По дороге в Швейцарию я устроила себе короткую остановку в Берлине, и, когда я приехала туда, русский посол Иоффе прислал к поезду свою машину. Машина быстро домчала меня до посольства по Унтерден-Линден, этой красивой, обсаженной деревьями улице, которая создавала в Берлине искусственный оазис тишины и роскоши тем, кто мог его себе позволить.
Задача Иоффе была непростой. Со времени убийства левыми эсерами немецкого посла в России Мирбаха в знак протеста против Брест-Литовского мирного договора, а особенно с ростом большевистских настроений в Германии, немцы относились к российскому посольству с все возрастающим недоверием. Долгом Иоффе как дипломата было держаться подальше от всяких связей или вмешательства в политическую ситуацию в Германии. Но как представитель большевистской партии, он был вынужден консультировать и субсидировать немецких большевиков, до буквы выполняя секретные инструкции, которые он получал из Москвы, даже когда он был не согласен с ними или считал, что они неприменимы к условиям Германии. Он постоянно был озабочен противоречием между своими дипломатическими обязанностями и революционными традициями того поколения, к которому принадлежал. Особенно его беспокоило то, как он был вынужден жить. В то время российское правительство настаивало – и это не изменилось и по сей день, – чтобы он жил, как жили все дипломаты, всячески демонстрируя роскошь. Однако персонал посольства должен был вести совсем иную жизнь, по более скромным стандартам. Это неравенство служило источником зависти и сплетен внутри посольства и приводило Иоффе в замешательство. Когда я приехала к нему с визитом, я спросила себя: следует ли мне столоваться вместе с Иоффе в его личных апартаментах или внизу с персоналом посольства? Сам Иоффе решил этот вопрос, настояв на том, чтобы я ела вместе с ним. Когда мы в то солнечное утро сидели за завтраком, не было и намека на трагедию, которой суждено было обрушиться на Иоффе и его жену. После изгнания его друга Троцкого Иоффе совершил самоубийство. Позднее и его жена покончила с собой, находясь в ссылке в Сибири.

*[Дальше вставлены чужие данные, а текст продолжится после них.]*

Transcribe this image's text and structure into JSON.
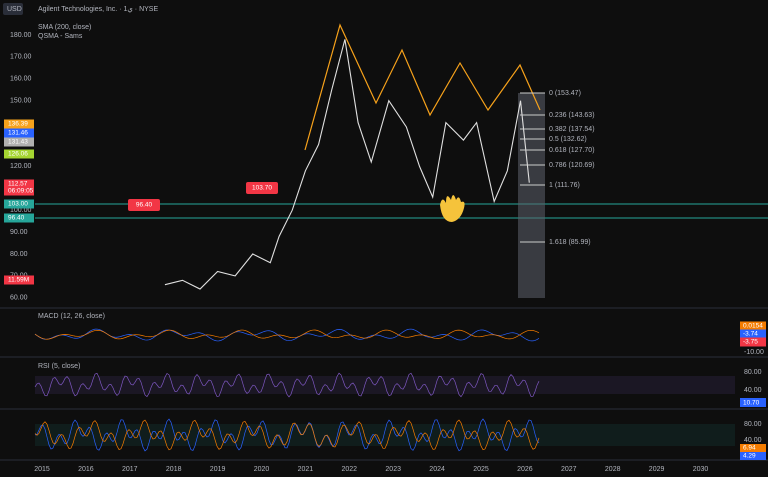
{
  "header": {
    "currency": "USD",
    "symbol": "Agilent Technologies, Inc. · 1ي · NYSE",
    "indicator_1": "SMA (200, close)",
    "indicator_2": "QSMA - Sams"
  },
  "price_axis": [
    "180.00",
    "170.00",
    "160.00",
    "150.00",
    "140.00",
    "130.00",
    "120.00",
    "110.00",
    "100.00",
    "90.00",
    "80.00",
    "70.00",
    "60.00"
  ],
  "badges": [
    "136.39",
    "131.46",
    "131.43",
    "126.06",
    "112.57",
    "06:09:05",
    "103.00",
    "96.40",
    "11.59M"
  ],
  "callouts": [
    "103.70",
    "96.40"
  ],
  "fib_levels": [
    "0 (153.47)",
    "0.236 (143.63)",
    "0.382 (137.54)",
    "0.5 (132.62)",
    "0.618 (127.70)",
    "0.786 (120.69)",
    "1 (111.76)",
    "1.618 (85.99)"
  ],
  "macd": {
    "title": "MACD (12, 26, close)",
    "values": [
      "0.0154",
      "-3.74",
      "-3.75"
    ],
    "axis": "-10.00"
  },
  "rsi": {
    "title": "RSI (5, close)",
    "axis": [
      "80.00",
      "40.00"
    ],
    "value": "10.70"
  },
  "stoch": {
    "axis": [
      "80.00",
      "40.00"
    ],
    "values": [
      "6.94",
      "4.29"
    ]
  },
  "years": [
    "2015",
    "2016",
    "2017",
    "2018",
    "2019",
    "2020",
    "2021",
    "2022",
    "2023",
    "2024",
    "2025",
    "2026",
    "2027",
    "2028",
    "2029",
    "2030"
  ],
  "price_series": {
    "x": [
      2017.8,
      2018.2,
      2018.6,
      2019.0,
      2019.4,
      2019.8,
      2020.2,
      2020.4,
      2020.7,
      2021.0,
      2021.3,
      2021.6,
      2021.9,
      2022.2,
      2022.5,
      2022.9,
      2023.3,
      2023.6,
      2023.9,
      2024.2,
      2024.6,
      2024.9,
      2025.3,
      2025.6,
      2025.9,
      2026.1
    ],
    "values": [
      66,
      68,
      64,
      72,
      70,
      80,
      76,
      88,
      100,
      118,
      130,
      155,
      178,
      140,
      122,
      150,
      138,
      120,
      106,
      140,
      132,
      140,
      104,
      118,
      150,
      112.57
    ]
  }
}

На следующий день после моего приезда я связалась с несколькими немецкими членами Циммервальдского движения, которые состояли в независимой социалистической партии. Мы встретились в одном из залов Рейхстага, чтобы обменяться взглядами в неформальной обстановке. Колоссальное напряжение в политической атмосфере, которое я ощутила, как только въехала в Германию, отразилось на отношении немецких солдат. Война завершалась поражением немецкого правительства; мир или завоевание был вопросом дней или недель. Но жизнь в Германии уже больше никогда не будет такой, какой она была раньше. Ушла в прошлое вошедшая в поговорку немецкая пунктуальность, безупречная честность и лояльность среднего гражданина страны. Вместо них были смятение и отчаяние. Я понимала, что сама война, а особенно голод и страдания прошлого года изменили все и всех. Монархия, юнкера останутся в прошлом, но что потом, перед лицом возможной оккупации странами альянса? Остались ли у немецкого народа жизненные и духовные силы для гражданской войны? Социалистов привлекал пример России, но заметное равнодушие рабочих в победивших Франции и Англии беспокоило их. Придут ли рабочие, которые предоставили Россию своей судьбе, к ним на помощь? Раскол в рабочем движении Германии, разногласия даже среди левых, настроенных против войны, были другой преградой.